Karena takut ditangkap Kempetai (Polisi
Jepang) yang saat itu menjajah Indonesia, Pram lari ke sebuah desa kecil di
Jawa Timur. Ia kembali setelah Jepang kalah di tahun 1945. Di awal jaman
kemerdekaan Indonesia ini, Pram kembali ke Jakarta dan bergabung dengan Badan
Keamanan Rakyat (BKR) dan ditugaskan di sekitar Cikampek Jawa barat.
Setahun kemudian Pram memutuskan untuk
mundur dari BKR dengan pangkat terakhir Letnan Dua (Letda). Ia mundur karena
tidak suka dengan kebijakan Muhammad Hatta terhadap kaum militer.
Selanjutnya, selepas dari BKR, Pram
menjadi redaktur di sebuah majalah yang bernama “Sadar”. Anehnya setelah
berjalan setengah tahun, Belanda datang dan menangkapnya untuk dipenjarakan
dengan tuduhan mencetak dan menyebarkan pamflet menentang Belanda. Ia ditahan
di penjara Bukit Duri Jakarta dan bebas di tahun 1949.
Dalam masa kurungan ini lah ia
melahirkan 2 karya tulis perdananya yang berjudul “Perburuan” dan “Keluarga
Gerilya”. Karya inilah yang menjadikan stempel sah kepengarangannya. Setelah
keluar penjara, ia juga melahirkan karya lagi berupa novel dengan judul “Percikan
Revolusi”, “Bukan Pasar Malam”, “Di Tepi Kali Bekasi”, dan “Cerita dari Blora”

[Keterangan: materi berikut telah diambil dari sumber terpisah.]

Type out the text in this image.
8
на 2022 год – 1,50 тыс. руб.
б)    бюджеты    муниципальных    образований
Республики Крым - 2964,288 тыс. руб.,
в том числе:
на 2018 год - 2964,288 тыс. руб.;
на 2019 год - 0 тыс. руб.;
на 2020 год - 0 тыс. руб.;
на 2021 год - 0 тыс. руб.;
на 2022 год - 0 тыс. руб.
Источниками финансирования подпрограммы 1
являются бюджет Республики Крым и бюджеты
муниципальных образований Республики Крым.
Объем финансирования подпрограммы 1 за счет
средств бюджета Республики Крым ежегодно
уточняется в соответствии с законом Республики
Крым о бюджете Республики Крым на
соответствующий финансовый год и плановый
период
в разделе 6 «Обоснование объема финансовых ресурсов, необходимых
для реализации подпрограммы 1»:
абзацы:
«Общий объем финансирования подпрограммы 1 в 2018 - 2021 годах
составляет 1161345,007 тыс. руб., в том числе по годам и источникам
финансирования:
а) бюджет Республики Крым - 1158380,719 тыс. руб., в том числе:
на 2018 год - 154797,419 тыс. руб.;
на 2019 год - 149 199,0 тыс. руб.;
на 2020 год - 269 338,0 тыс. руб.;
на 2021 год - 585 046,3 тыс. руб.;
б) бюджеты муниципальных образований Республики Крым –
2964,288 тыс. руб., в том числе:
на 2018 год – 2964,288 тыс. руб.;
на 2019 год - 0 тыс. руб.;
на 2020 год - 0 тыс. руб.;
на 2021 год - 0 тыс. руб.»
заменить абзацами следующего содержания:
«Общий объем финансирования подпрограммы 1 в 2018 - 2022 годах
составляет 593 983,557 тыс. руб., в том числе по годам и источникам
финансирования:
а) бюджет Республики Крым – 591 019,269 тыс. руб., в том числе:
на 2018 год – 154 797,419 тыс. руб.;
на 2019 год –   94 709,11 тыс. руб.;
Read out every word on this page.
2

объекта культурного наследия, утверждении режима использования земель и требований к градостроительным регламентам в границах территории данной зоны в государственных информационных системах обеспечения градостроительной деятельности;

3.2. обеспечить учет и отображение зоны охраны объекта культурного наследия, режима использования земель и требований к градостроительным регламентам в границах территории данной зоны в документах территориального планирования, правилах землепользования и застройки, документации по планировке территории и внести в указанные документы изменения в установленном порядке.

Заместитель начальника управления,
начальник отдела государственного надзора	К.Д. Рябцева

yang banyak disukai pembaca.
Pram juga menerbitkan “Hoakiau di
Indonesia”, buku yang membuatnya diculik oleh tentara dan dipenjara setahun di
Jakarta. Di masa itu Pram juga mengasuh lembaga penerbitan Lentera, Lembaga
Budaya Koran Bintang Timur dan menjadi salah satu tokoh LEKRA (Lembaga
Kebudayaan Rakyat).
Setelah tahun 1965, Pram kembali
ditangkap dan sering dipenjarakan berpindah-pindah hingga kesakitan di Pulau
Buru, Maluku. Baru pada tahun 1979 ia bebas merdeka dari kurungan penjara yang
tidak jelas putusan pengadilannya tersebut. Ia selalu dipenjara tanpa adanya
proses peradilan yang jelas dan atas dasar kesalahan tertentu.
Selama dibuang dalam pengasingan di
Pulau Buru, Pram tidak hanya diam, ia terus berkarya dan menghasilkan buku
berjudul “Tetralogi Buru”, “Nyanyi Sunyi Seorang Bisu”, “Arus Balik”, “Mangir”
dan “Arok Dedes”. Pram selalu berpesan bahwa menulis hanya membutuhkan sebuah
keberanian bukan karena segala urusan “tetek bengek” yang menggelutinya. “Kapan
saja jika ada kemauan, menulislah,” kata Pram saat masih hidup.
Sampai di usia senjanya, Pram telah
menelurkan ratusan karya tulis berupa novel, buku, malajah dan sebagainya.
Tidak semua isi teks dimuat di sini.